Kinâyah dalam makna yang lebih bijak digambarkan oleh Ibn ‘Âsyûr. Ia menjelaskan ayat ini dengan membuat perumpamaan seperti A yang memukul batu dengan tongkat. Secara lahiriyah, si A tidak menyentuh batu tersebut, melainkan tongkat. Ayat ini juga demikian. Bahwa sesuatu yang menyentuh Nabi Ayyûb as. adalah al-nushb (rasa lelah) dan al-‘adzâb (rasa sakit), sebagaimana al-dhurr (kesulitan) yang langsung bertindak sebagai fâ’il (subyek) dalam Q.S. al-`Anbiyâ` [21]:83 . Dalam bahasa Arab, huruf bâ` (dengan) dalam kata bi nushb, dapat dipahami sebagai bâ` al-ta’diyah (huruf transitif atau huruf yang melampaui batas dan fungsinya), sehingga huruf bâ` di sini dapat bertindak sebagai fâ’îl (subyek) yang membutuhkan obyek (transitif). Namun demikian, Ibn ‘Âsyûr cenderung memahami huruf itu sebagai bâ al-sababiyah, yaitu huruf yang menjadi penyebab sehingga Nabi Ayyûb as. ‘disentuh’ oleh ‘syetan’. Singkatnya, Ibn ‘Âsyûr menjauhkan asumsi bahwa Allah yang menimpakan penderitaan itu kepada Nabi Ayyûb as. (Tafsîr al-Tahrîr wa al-Tanwîr, Juz 11, h. 269-270).

Dalam tafsir-tafsir terakhir ini, jelas sekali bahwa tidak satu penyakitpun yang bersifat kutukan dari Tuhan.

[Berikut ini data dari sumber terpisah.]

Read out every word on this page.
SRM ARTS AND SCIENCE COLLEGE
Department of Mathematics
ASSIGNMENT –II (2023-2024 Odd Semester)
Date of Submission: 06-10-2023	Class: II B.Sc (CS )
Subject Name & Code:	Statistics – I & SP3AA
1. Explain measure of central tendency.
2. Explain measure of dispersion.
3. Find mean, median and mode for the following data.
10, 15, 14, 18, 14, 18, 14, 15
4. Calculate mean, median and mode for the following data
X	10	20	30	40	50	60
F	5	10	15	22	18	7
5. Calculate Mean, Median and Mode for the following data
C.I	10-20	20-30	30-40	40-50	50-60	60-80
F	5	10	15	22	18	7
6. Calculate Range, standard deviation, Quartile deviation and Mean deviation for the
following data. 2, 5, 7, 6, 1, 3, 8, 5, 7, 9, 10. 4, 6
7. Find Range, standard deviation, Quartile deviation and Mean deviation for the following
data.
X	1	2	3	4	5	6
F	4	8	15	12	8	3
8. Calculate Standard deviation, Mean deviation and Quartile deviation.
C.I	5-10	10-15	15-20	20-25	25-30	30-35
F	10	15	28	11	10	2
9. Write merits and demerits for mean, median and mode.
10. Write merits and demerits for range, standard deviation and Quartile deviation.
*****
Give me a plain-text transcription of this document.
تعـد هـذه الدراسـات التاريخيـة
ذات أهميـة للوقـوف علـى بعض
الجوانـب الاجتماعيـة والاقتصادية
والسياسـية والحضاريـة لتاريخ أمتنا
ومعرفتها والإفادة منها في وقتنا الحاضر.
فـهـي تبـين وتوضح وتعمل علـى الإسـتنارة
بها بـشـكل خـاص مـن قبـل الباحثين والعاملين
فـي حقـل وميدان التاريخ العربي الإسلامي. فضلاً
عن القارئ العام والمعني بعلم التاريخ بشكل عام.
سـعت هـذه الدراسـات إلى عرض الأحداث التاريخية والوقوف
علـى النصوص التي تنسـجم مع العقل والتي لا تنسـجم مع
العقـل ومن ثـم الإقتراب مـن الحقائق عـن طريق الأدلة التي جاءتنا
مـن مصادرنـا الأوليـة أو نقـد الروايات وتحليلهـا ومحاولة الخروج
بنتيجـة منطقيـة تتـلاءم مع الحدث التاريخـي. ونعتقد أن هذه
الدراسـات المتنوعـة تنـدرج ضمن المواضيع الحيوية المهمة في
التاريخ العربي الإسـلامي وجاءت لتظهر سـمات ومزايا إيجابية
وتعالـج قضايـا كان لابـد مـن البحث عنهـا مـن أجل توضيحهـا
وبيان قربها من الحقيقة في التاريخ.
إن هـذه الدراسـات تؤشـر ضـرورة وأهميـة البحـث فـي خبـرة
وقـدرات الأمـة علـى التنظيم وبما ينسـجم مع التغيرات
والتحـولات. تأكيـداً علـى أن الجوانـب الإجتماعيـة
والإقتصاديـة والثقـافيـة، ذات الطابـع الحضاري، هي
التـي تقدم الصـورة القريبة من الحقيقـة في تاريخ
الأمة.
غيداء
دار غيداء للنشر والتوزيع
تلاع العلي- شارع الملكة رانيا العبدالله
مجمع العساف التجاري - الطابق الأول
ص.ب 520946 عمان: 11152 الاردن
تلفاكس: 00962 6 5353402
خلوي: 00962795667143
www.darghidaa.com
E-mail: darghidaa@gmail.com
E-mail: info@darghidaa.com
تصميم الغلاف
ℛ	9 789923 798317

Sekalipun ia dipahami berasal dari Tuhan -sebagaimana penafsiran ‘Alî Al-Shâbûnî dan Al-Zamakhsyarî di atas-, ia lebih bijak jika dipahami dalam konteks ujian dan cobaan, bahkan sebagai nikmat. Jangankan penyakit besar seperti AIDS, Nabi Muhammad saw. menegaskan bahwa kesembuhan dari penyakit se-cetek demam, merupakan pengguguran dosa-dosa, melalui refleksi mendalam tentang nikmat kesehatan di masa sakit.
“Setiap musibah yang menimpa orang mukmin, akan mengangkat derajatnya di mata Allah dan menghapuskan dosa-dosanya, termasuk duri yang mengenai tubuhnya”.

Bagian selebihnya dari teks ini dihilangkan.